Fachin prepara mudança histórica no Judiciário: CNJ poderá excluir aposentadoria compulsória de juízes punidos por corrupção e venda de sentenças
Por Redação da São Paulo TV Broadcasting
O presidente do Supremo Tribunal Federal (STF), Edson Fachin, deverá encaminhar ao Conselho Nacional de Justiça (CNJ), nos próximos 30 dias, uma proposta histórica que pode transformar profundamente o sistema disciplinar da magistratura brasileira: o fim da aposentadoria compulsória como punição máxima para juízes envolvidos em infrações graves.
A medida surge após decisão da Primeira Turma do STF que proibiu a utilização da aposentadoria compulsória — considerada por muitos críticos como uma espécie de “prêmio” pago com recursos públicos — para magistrados condenados administrativamente por corrupção, venda de sentenças, favorecimento ilícito e outras infrações graves.
Com a nova regulamentação, a punição máxima passará a ser a perda definitiva do cargo, sem remuneração vitalícia.
A mudança representa um dos movimentos mais relevantes das últimas décadas no combate à impunidade dentro do próprio Poder Judiciário.
Até então, magistrados investigados ou condenados administrativamente podiam ser afastados de suas funções, mas continuavam recebendo salários integrais até o fim da vida, sustentados pelos cofres públicos. O tema sempre gerou forte indignação social e críticas de juristas, parlamentares e setores da sociedade civil.
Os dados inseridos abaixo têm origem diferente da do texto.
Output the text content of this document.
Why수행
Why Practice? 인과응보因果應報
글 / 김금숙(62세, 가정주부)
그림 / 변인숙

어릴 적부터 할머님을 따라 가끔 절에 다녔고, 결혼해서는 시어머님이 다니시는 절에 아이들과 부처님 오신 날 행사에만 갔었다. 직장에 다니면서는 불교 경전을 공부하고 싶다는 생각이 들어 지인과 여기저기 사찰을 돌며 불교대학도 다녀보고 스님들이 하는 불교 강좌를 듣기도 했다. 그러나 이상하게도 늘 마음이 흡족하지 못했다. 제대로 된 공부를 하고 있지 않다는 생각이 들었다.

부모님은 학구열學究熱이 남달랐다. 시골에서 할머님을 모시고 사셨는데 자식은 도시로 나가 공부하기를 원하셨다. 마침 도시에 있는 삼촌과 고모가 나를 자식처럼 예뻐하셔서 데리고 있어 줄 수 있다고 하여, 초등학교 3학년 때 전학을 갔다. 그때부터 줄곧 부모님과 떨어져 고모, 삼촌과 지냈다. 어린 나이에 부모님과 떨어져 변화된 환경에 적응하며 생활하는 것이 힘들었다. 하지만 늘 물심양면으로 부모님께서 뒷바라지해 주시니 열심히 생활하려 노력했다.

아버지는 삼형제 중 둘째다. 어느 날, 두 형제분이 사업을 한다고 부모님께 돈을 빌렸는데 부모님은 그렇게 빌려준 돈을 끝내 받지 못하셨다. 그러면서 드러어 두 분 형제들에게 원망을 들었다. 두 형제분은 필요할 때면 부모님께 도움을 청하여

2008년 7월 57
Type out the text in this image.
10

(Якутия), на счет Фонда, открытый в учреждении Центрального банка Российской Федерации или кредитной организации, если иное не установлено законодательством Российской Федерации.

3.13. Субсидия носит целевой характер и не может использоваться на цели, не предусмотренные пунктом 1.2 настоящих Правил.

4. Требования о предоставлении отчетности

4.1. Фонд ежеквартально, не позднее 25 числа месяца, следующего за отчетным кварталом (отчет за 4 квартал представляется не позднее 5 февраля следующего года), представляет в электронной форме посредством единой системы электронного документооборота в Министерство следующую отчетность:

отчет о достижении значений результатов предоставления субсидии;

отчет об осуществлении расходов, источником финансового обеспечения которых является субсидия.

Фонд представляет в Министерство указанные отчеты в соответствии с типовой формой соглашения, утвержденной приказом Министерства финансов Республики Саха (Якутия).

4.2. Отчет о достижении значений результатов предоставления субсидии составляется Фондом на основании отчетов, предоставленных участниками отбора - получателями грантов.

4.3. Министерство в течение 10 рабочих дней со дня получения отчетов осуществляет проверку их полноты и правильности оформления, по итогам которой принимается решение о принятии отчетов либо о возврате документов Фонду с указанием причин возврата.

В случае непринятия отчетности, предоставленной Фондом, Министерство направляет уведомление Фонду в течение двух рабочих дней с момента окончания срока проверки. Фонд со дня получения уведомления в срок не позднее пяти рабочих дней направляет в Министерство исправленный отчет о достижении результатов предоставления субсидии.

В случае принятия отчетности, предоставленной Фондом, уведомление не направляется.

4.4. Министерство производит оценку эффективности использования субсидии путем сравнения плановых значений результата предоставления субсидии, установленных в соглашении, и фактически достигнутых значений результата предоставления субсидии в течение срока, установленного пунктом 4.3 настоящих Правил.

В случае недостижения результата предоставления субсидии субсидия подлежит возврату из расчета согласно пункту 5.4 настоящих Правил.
A decisão foi consolidada pela Primeira Turma do STF após voto contundente do ministro Flávio Dino, que classificou a aposentadoria compulsória como uma sanção incompatível com os princípios republicanos.
“Infrações graves devem merecer punições que não sejam transferidas à sociedade”, afirmou Dino durante o julgamento.
Em uma das falas mais duras da sessão, o ministro questionou por que o contribuinte brasileiro deveria continuar pagando salários vitalícios a magistrados envolvidos em crimes graves.
“A vitaliciedade não significa que alguém ingressa no reino dos céus de beca e de capa”, declarou o ministro, em crítica direta ao modelo anterior.
A proposta de Fachin deverá criar um rito disciplinar nacional mais rígido e uniforme para todos os tribunais brasileiros, estabelecendo critérios claros para perda do cargo em casos de extrema gravidade.
Nos bastidores jurídicos, a decisão é vista como um marco institucional que aproxima o Judiciário brasileiro de práticas adotadas em democracias mais rigorosas no controle disciplinar de magistrados.
Especialistas avaliam que a medida também fortalece a credibilidade do sistema de Justiça perante a sociedade, especialmente em um momento em que cresce a cobrança pública por mais transparência, responsabilidade e igualdade perante a lei.
O novo modelo deverá ser analisado pelo plenário do Conselho Nacional de Justiça, órgão responsável pelo controle administrativo e disciplinar do Judiciário brasileiro. Após aprovação, as novas regras passarão a valer em todo o território nacional.
A mudança pode atingir diretamente casos futuros envolvendo denúncias de corrupção judicial, tráfico de influência, venda de decisões e outras condutas consideradas incompatíveis com a função de magistrado.
Para juristas e analistas políticos, a decisão do STF inaugura uma nova fase no debate sobre privilégios institucionais, responsabilidade funcional e moralidade pública dentro do Estado brasileiro.